Does the Computer Fraud and Abuse Act (“CFAA”) prohibit hacking–improperly gaining entrance into a computer system–or simply prohibit improper use of a computer system? U.S. Courts of Appeal are divided. Now, district and appellate court judges in a single federal case pending in the Northern District of California, U.S. v. Nosal, have produced several divergent opinions regarding congressional intent with respect to the meaning of the CFAA.
The defendant in Nosal allegedly persuaded employees of his former employer to log in to the employer’s computer system and forward confidential information to him. Nosal allegedly planned to use the information to compete with his former employer.

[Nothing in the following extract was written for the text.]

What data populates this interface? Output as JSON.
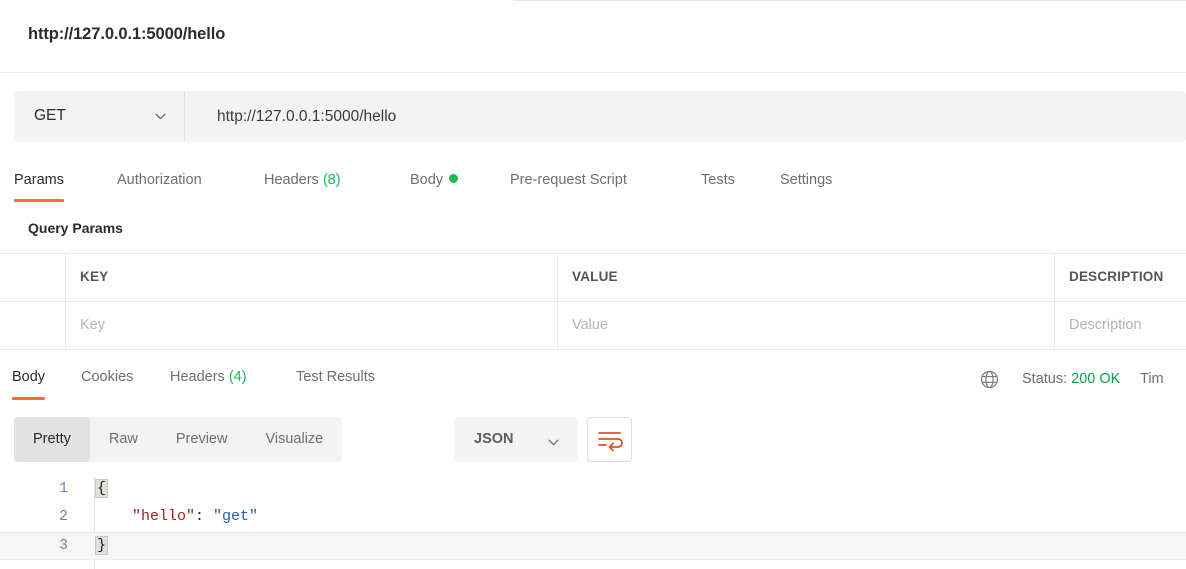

The CFAA provides that an individual who “knowingly and with intent to defraud, accesses a protected computer without authorization, or exceeds authorized access” is guilty of a crime. Although the CFAA is a criminal statute, most judicial opinions interpreting it are issued in civil (injunction and damages) litigation. Nosal is one of the unique reported CFAA cases in which the defendant was charged with a crime.

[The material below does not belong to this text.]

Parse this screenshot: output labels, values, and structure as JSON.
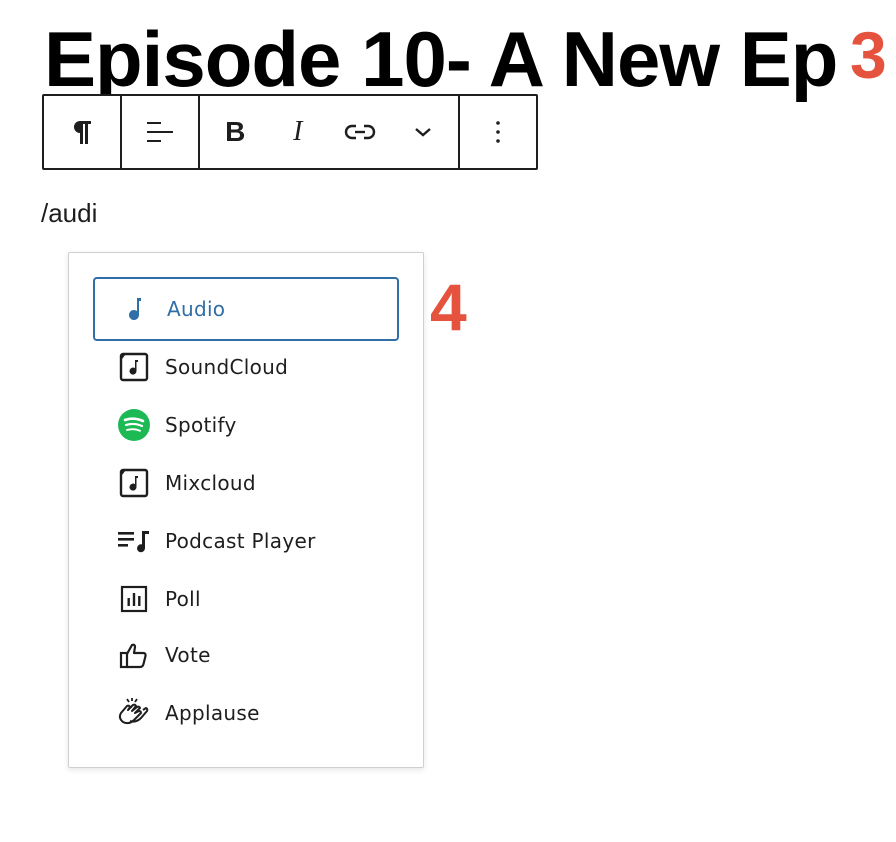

The most recent Ninth Circuit opinion in Nosal was written in 2012 by an en banc majority. Those judges concluded that the CFAA is simply an anti-hacking statute that criminalizes circumventing “technological barriers.” It does not apply to Nosal, the majority held, because he was not the person who entered his former employer’s computer system.
After the Ninth Circuit’s en banc decision was issued, affirming the district court’s dismissal of the indictment’s CFAA counts, a superseding indictment was returned. It alleged substantially the same crimes but added more facts with the purpose, apparently, of getting around the en banc ruling. Nosal again moved to dismiss the CFAA counts, stressing that the statutory words “accesses” and “access” relate to unauthorized logging into the company’s computer, not to the use that is made of the computer after logging in. Since he did not log in, he insisted, he could not be guilty of CFAA crimes.

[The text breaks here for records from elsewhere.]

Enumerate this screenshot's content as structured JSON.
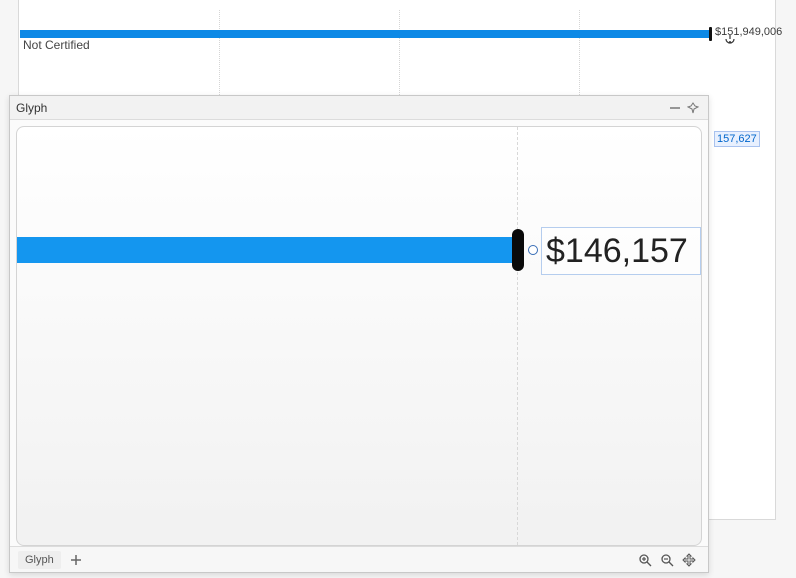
{
  "chart_data": {
    "type": "bar",
    "orientation": "horizontal",
    "categories": [
      "Not Certified"
    ],
    "values": [
      151949006
    ],
    "value_labels": [
      "$151,949,006"
    ],
    "title": "",
    "xlabel": "",
    "ylabel": ""
  },
  "background": {
    "bar_label": "Not Certified",
    "bar_value_text": "$151,949,006",
    "peek_value": "157,627"
  },
  "glyph": {
    "title": "Glyph",
    "big_value": "$146,157",
    "footer_tab": "Glyph"
  }
}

In a ruling issued in mid-March 2013, Nosal’s motion was denied. The district court judge emphasized that the Ninth Circuit en banc majority’s words cannot be taken literally. According to that judge, “[h]acking was only a shorthand term used [by the en banc majority] as common parlance . . . to describe the general purpose of the CFAA,” and the phrase “circumvention of technological access barriers’ was an aside that does not appear to have been intended as having some precise definitional force.” In short, the district court judge concluded,
“[i]f the CFAA were not to apply where an authorized employee gave or even sold his or her password to another unauthorized individual, the CFAA could be rendered toothless. Surely Congress could not have intended such a result.”
Proposed legislation to expand the scope of the CFAA is currently being circulated among the House Judiciary Comittee. Nevertheless, practitioners and parties in the states and territory which encompass the Ninth Circuit — Alaska, Arizona, California, Hawaii, Idaho, Montana, Nevada, Oregon, Washington State, and the Territory of Guam — will likely have to wait at least until the next CFAA lawsuit is decided by the Ninth Circuit before they may reliably predict what conduct will be held to violate the CFAA.